3 comments sorted by best / new / date

    rv_phoenix wrote: I meant RELEVANT players. Not 15 minutes "stars". "Brian Who" doesn't rank among the first 2000 players and it never will. And Bugera doesn't appeal to real players because it doesn't have a good reputation of reliability. When you're touring 100 days a year, you need a tool to be in tip-top shape at any minute, 'cos you never have the time to run after service teams. Personally, I don't think Bugera is crap. It doesn't sound so bad. It lacks a profile, though. Its sound is not very consistently defined, among so many all-tube amps available today. And comparing it to a Fender is simply a blasphemy. Not in a 100 years, a Bugera will sound as good as a Fender, for obvious reasons (Jensen speakers are worse than Eminences used by Fender, Fender designs have "tricks" hard to emulate, Fender's timber and assembly technology is unique and so on).
    Brian Welch is from Korn. You're judging the amp by the name, which is pretty dumb.
    Loved your review. It's nice to have someone who isn't a metalhead, and like me, has been playing blues since adam was a cowboy, say how things really are. I've just ordered one, and can't wait to get it now. I haven't had the opportunity to try one out, and am just going on reviews and youtube videos. I was looking at a Laney VC 50, Laney BC 30, or a Blackstar HT 40, but decided on this. I think for the money it probably competes quite well with the other amps of my choice - for playing blues, a bit of Jazz, and 70's/80's rock. Thanks again for an honest 'players' point of view.

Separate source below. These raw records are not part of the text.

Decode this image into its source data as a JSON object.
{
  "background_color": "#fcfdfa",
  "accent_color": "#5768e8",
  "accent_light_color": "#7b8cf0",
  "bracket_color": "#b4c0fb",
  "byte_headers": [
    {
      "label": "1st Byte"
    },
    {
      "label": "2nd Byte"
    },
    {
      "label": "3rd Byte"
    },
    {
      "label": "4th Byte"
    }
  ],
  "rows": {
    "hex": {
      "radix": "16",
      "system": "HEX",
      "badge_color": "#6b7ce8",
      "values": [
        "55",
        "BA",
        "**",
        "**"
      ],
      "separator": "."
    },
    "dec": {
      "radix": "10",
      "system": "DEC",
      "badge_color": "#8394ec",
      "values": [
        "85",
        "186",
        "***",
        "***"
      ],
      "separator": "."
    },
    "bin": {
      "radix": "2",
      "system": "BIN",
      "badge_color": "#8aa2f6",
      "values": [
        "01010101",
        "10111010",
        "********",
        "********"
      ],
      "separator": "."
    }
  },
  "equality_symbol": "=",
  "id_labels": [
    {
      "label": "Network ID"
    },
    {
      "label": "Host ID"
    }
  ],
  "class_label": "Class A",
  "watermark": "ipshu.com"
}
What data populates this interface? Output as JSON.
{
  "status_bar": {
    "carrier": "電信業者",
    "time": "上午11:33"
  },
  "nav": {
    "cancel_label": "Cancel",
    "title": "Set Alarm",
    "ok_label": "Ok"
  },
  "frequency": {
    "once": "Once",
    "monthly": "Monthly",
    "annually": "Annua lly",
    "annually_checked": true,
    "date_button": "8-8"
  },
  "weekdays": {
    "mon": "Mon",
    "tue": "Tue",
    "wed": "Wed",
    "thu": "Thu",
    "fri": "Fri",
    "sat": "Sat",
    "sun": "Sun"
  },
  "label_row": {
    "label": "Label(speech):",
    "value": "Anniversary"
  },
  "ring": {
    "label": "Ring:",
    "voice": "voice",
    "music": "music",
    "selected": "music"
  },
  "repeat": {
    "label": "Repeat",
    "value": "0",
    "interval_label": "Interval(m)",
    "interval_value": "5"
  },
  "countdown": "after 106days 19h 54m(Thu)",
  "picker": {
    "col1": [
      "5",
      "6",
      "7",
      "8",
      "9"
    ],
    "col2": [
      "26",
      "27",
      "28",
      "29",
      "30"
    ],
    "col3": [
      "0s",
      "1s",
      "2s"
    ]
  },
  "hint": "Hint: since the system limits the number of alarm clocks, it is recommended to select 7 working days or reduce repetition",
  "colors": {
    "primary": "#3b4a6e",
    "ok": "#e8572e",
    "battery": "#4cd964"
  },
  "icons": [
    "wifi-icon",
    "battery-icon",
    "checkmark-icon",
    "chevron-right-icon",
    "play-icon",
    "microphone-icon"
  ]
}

    22 Watts may just be enough for gigging in small venues with a not-too-loud blues/rock band - BUT are you getting 22W from the Bugera V22? The spec says it delivers 22W at 4 ohms but the speaker fitted is 8 ohms, which in theory reduces the output to about 11W. You could change the speaker for a 4 ohm unit (or add another 8 ohm cabinet in parallel) but straight out of the box do you really think 11W is enough for live gigs?